There are some similarities between Goines’ novel and pulp crime of the 50s. Violence, urban downscale setting, a pervasive ethos of inadequacy and bitterness, a struggle to escape, brutal fights to the point of death. The chief difference is in this pulpish world, there will be no help from an unexpectedly generous source of any kind, nor any sense of justice or concern for the “common good.” Even so, the endings suggest some kind of revival of self-respect.
_Dopefiend_ is a revelation. It describes not only the horrors of addiction but the total helplessness of users who live in poverty and squalor. They have no one to help them. Teddy and Terry turn on each other, under the influence of the unearthly need for the fix. Goines describes the puss, blood, collapsed veins, skeletal appearance as flesh collapses into bare bone. The search of a place to hit a vein is painful to read. But he does not do so melodramatically. The writing is not only precise and colloquial (as pulp had to be), but clinical.

And yet, he achieves compassion. Terry and Teddy fight and cheat, but they still feel for each other. It is submerged in the need for the needle. Even the villainous, sexually insatiable, grossly cruel mountain of flesh, Porky, has a kind of need, however degraded, for Smokey. The scenes with Terry and her middle class family are deeply affecting. Deftly, Goines paints for us the clean interracial Detroit neighborhood they have made their home. She asks herself how she can lie to them as she does, and at the same time bow to her god, the smack. Finally, her father discovers her addiction, and this is a powerful , unique confrontation. Further, she has used the n-word, which he had vowed to respond to with hate.

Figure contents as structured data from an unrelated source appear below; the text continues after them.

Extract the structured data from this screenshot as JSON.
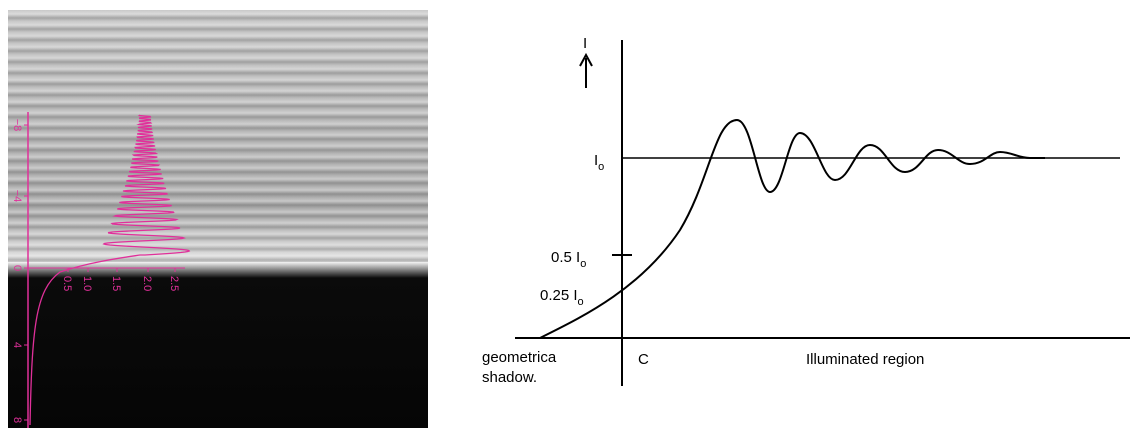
{
  "photo": {
    "vertical_ticks": [
      "−8",
      "−4",
      "0",
      "4",
      "8"
    ],
    "horizontal_ticks": [
      "0.5",
      "1.0",
      "1.5",
      "2.0",
      "2.5"
    ]
  },
  "diagram": {
    "axis_label": "I",
    "io_label": {
      "text": "I",
      "subscript": "o"
    },
    "half_label": {
      "text": "0.5 I",
      "subscript": "o"
    },
    "quarter_label": {
      "text": "0.25 I",
      "subscript": "o"
    },
    "shadow_label": [
      "geometrica",
      "shadow."
    ],
    "edge_label": "C",
    "region_label": "Illuminated region"
  }
}
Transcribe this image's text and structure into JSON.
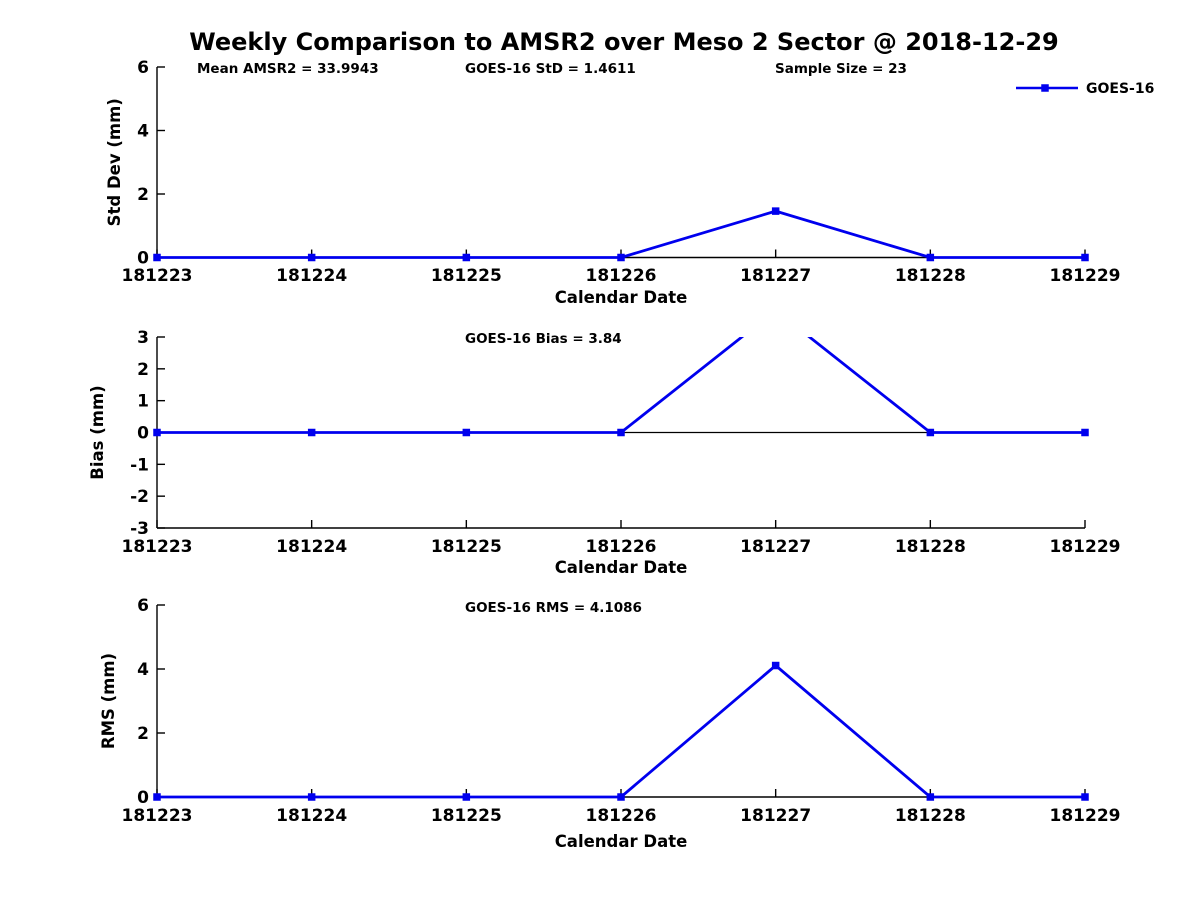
{
  "title": "Weekly Comparison to AMSR2 over Meso 2 Sector @ 2018-12-29",
  "legend": {
    "label": "GOES-16"
  },
  "colors": {
    "series": "#0000EE",
    "axis": "#000000",
    "text": "#000000",
    "background": "#ffffff"
  },
  "chart_data": {
    "type": "line",
    "title": "Weekly Comparison to AMSR2 over Meso 2 Sector @ 2018-12-29",
    "x_categories": [
      "181223",
      "181224",
      "181225",
      "181226",
      "181227",
      "181228",
      "181229"
    ],
    "xlabel": "Calendar Date",
    "grid": false,
    "legend_position": "top-right",
    "marker": "square",
    "subplots": [
      {
        "ylabel": "Std Dev (mm)",
        "ylim": [
          0,
          6
        ],
        "yticks": [
          0,
          2,
          4,
          6
        ],
        "annotations": [
          "Mean AMSR2 = 33.9943",
          "GOES-16 StD = 1.4611",
          "Sample Size = 23"
        ],
        "series": [
          {
            "name": "GOES-16",
            "values": [
              0,
              0,
              0,
              0,
              1.4611,
              0,
              0
            ]
          }
        ]
      },
      {
        "ylabel": "Bias (mm)",
        "ylim": [
          -3,
          3
        ],
        "yticks": [
          -3,
          -2,
          -1,
          0,
          1,
          2,
          3
        ],
        "zero_line": true,
        "clipped_peak": true,
        "annotations": [
          "GOES-16 Bias  = 3.84"
        ],
        "series": [
          {
            "name": "GOES-16",
            "values": [
              0,
              0,
              0,
              0,
              3.84,
              0,
              0
            ]
          }
        ]
      },
      {
        "ylabel": "RMS (mm)",
        "ylim": [
          0,
          6
        ],
        "yticks": [
          0,
          2,
          4,
          6
        ],
        "annotations": [
          "GOES-16 RMS = 4.1086"
        ],
        "series": [
          {
            "name": "GOES-16",
            "values": [
              0,
              0,
              0,
              0,
              4.1086,
              0,
              0
            ]
          }
        ]
      }
    ]
  }
}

Thanks to Melki for suggesting this novel. It is definitely a variety of pulp crime fiction from the end of the classic period, and Goines, like Iceberg Slim, are among the best of the genre’s artists.


message 17: by Girard (new)

Girard Bowe | 74 comments Jay, thanks for the background on Holloway House, and your thoughtful comments on Dopefiend. And yes, thanks to Melki also for putting it on the list. Goines is an author who has been on my TBR list for too long.